9. Release low-risk immigrants held in detention facilities

Biden has stated that “no business should profit from the suffering of desperate people fleeing violence.” He has promised to hold immigrant detention facilities to the highest standards of care and prioritize families’ safety and dignity above all. While deconstructing the overwhelming network of private detention facilities is too large a goal to accomplish in 100 days, the Biden administration should call for the immediate release of individuals and families who have been screened but continue to be held in detention facilities. In addition, immediately ending the Secure Communities program can ensure that fewer immigrants already living in the interior of the U.S. are not placed in unhealthy detention conditions during the COVID-19 pandemic. 

10. Reinstate a fair standard for demonstrating credible fear.

Immediately after taking office, the Trump administration began to dismantle the asylum system by targeting credible fear interviews, which establish whether an asylum seeker’s claim is credible enough to merit full review. In February 2017, U.S. Citizenship and Immigration Services raised the threshold for demonstrating credible fear in initial asylum interviews.
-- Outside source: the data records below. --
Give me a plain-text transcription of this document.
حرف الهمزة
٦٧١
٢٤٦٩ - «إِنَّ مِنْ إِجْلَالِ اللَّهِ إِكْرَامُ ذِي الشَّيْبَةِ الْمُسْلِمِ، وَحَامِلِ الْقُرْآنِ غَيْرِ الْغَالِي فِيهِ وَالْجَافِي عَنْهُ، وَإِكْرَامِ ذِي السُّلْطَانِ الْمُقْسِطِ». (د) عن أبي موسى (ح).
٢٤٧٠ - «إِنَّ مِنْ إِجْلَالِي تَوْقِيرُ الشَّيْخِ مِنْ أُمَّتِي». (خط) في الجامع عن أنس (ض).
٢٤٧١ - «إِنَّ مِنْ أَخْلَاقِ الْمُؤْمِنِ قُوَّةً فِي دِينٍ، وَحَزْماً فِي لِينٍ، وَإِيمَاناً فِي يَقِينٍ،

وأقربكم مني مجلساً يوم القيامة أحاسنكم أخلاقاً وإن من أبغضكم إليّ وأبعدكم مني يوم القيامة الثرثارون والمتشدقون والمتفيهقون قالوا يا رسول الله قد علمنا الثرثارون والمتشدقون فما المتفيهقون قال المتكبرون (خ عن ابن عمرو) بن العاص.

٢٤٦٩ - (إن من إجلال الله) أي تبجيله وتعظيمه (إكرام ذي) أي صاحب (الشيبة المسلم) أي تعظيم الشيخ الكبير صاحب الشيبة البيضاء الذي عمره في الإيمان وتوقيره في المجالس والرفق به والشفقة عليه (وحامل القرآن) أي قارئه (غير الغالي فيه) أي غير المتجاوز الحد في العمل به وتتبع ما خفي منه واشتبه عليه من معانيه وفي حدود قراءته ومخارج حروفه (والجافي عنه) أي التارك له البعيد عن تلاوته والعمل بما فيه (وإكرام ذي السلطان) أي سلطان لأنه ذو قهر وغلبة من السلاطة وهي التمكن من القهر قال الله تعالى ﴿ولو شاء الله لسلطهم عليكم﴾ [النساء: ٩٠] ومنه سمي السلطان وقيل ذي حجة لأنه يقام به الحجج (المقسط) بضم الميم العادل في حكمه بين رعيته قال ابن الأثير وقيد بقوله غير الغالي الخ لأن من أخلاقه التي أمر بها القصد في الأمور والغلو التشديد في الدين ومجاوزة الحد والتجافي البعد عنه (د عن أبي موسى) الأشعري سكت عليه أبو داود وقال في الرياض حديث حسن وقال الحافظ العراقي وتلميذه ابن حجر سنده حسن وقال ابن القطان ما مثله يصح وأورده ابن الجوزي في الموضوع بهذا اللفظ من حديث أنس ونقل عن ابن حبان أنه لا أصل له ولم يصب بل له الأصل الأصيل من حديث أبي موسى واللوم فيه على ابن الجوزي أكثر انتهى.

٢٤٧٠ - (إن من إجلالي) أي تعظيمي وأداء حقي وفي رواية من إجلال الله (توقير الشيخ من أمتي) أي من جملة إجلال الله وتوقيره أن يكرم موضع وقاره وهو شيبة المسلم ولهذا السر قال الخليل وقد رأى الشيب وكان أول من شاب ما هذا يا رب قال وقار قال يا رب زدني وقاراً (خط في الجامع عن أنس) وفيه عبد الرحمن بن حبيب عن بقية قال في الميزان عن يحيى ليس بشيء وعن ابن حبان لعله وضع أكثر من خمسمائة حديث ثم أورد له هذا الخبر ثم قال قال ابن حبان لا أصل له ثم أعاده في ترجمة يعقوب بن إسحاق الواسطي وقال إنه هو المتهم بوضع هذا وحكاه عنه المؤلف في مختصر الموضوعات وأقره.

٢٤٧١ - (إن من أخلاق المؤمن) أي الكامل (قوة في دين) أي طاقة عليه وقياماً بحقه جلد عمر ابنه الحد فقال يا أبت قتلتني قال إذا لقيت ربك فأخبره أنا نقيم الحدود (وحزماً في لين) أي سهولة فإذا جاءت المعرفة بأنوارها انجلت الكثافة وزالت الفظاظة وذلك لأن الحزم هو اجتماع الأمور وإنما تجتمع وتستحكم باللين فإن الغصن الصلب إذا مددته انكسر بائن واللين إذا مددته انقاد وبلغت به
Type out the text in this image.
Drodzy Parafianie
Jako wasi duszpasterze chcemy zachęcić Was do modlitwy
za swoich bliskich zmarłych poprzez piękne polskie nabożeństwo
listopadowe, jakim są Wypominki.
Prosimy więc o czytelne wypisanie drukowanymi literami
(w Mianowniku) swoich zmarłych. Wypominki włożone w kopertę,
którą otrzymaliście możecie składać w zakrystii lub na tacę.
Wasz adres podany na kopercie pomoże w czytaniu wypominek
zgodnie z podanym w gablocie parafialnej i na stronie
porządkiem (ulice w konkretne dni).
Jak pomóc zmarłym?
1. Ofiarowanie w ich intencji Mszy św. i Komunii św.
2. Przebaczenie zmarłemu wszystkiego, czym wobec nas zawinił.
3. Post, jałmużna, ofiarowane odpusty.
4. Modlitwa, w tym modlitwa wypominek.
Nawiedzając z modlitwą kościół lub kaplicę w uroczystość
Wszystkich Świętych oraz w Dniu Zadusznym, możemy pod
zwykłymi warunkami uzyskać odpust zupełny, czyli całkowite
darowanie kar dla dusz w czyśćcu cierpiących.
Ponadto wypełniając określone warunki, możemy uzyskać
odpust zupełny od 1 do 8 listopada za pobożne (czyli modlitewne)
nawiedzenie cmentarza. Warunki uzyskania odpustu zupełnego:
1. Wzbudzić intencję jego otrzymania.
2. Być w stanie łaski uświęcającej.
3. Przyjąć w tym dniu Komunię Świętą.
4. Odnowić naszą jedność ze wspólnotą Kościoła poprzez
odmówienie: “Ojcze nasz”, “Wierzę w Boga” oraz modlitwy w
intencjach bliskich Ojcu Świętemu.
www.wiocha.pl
USCIS accomplished this by changing the lesson plan for asylum officers, with the new guidance tilting officers toward dismissing claims. A federal judge blocked this policy. 

In July 2019, USCIS further complicated the credible fear process by reducing the waiting time before an initial credible fear interview. This restricted an asylum seeker’s ability to access counsel or secure necessary supporting documents or affidavits. A federal judge also blocked this policy. 

In 2019, Customs and Border Protection reached an agreement with USCIS to allow CBP agents to conduct credible fear interviews. When asylum seekers enter the U.S., they have a right to a credible fear or reasonable fear interview with a trained USCIS asylum officer. This agreement was met with immediate legal challenges for violating asylum seekers’ rights to a non-adversarial interview. A federal judge granted a preliminary injunction blocking this agreement in August 2020. 

The Biden administration should reinstate the standards for proving credible fear in place prior to the Trump administration.